Windsor was situated on a 2,600 acre plantation, the home of a planter with the unlikely name of Smith Coffee Daniell, II. The four-story mansion featured massive brick columns with iron Corinthian capitals, ornate wrought-iron balustrades, and a rooftop cupola. Construction took over two years to complete at a then-handsome sum of $175,000.
Unfortunately, Daniell lived only a few weeks after the house was completed in 1861, and ownership passed to his heirs. During the Civil War, both Confederate and Union troops used the cupola as an observation post, and the house served as a Union hospital following the 1863 Battle of Port Gibson. After the war Mark Twain also used the cupola to observe the nearby Mississippi River, and his description of Windsor appears in his memoir Life on the Mississippi.
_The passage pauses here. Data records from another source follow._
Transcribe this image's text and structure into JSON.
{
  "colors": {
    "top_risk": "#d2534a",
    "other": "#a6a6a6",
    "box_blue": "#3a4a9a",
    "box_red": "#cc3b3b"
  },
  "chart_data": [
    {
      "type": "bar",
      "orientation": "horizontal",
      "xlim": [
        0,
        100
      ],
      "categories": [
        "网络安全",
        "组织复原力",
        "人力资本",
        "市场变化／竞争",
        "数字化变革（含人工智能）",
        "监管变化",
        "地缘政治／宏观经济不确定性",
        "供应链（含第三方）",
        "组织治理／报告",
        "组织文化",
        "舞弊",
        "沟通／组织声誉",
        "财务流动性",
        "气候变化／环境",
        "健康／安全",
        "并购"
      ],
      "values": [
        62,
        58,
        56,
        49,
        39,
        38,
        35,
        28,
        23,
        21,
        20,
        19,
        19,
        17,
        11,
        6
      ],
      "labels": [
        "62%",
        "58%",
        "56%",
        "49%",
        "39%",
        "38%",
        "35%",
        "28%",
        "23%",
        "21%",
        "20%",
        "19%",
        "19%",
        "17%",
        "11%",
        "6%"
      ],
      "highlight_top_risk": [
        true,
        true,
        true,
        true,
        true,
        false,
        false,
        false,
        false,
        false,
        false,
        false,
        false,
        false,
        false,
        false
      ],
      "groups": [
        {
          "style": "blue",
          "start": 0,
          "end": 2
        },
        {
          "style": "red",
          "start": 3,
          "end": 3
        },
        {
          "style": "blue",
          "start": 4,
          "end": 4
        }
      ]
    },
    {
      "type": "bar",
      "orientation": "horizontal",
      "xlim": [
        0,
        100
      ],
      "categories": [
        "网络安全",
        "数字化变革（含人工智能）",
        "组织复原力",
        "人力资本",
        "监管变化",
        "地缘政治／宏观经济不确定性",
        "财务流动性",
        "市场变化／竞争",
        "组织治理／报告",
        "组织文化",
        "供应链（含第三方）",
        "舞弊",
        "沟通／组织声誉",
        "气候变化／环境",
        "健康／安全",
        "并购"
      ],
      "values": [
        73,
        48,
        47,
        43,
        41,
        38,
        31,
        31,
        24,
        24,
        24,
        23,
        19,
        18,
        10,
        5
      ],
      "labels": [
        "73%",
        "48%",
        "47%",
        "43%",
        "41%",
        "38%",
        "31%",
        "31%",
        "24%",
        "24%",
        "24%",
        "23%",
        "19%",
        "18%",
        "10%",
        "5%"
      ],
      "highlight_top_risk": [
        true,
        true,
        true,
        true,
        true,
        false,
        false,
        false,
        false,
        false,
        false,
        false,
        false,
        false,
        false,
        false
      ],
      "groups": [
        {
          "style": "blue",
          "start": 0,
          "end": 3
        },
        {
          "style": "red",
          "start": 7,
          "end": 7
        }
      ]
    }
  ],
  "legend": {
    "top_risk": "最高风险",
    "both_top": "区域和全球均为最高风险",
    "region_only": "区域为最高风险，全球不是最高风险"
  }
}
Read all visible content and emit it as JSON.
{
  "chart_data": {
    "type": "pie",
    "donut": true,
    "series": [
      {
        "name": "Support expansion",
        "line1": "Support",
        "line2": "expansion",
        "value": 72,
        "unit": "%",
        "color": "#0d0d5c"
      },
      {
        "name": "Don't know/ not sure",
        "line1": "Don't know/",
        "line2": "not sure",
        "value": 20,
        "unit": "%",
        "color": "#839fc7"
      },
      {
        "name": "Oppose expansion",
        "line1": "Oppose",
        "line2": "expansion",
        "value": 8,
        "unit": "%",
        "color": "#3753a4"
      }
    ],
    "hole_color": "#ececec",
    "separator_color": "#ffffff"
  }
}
On February 17, 1890, fire – allegedly started by a party guest’s cigar – destroyed the home, leaving only 23 columns, the grand staircase and other wrought-iron adornments. The staircase was eventually removed from the ruins and installed at Oakland Memorial Chapel on the campus of nearby Alcorn State University, where it still obliges footsteps today.
Windsor Ruins have been featured in several films, most notably 1957’s Raintree County, starring Elizabeth Taylor and Montgomery Clift. The family retained possession until 1974, when they turned the property over to the Mississippi Department of Archives and History, which in 1985 gave it landmark status. For decades no one was sure what the original home looked like – visitors could only guess. But in 1990 an amazing image was discovered in the State Archives of Ohio (of all places), in the notebook of a Union officer who had sketched it contemporaneously in 1863. This is the only known image of the house before it was destroyed, showing us now just how elegant and imposing a home it was.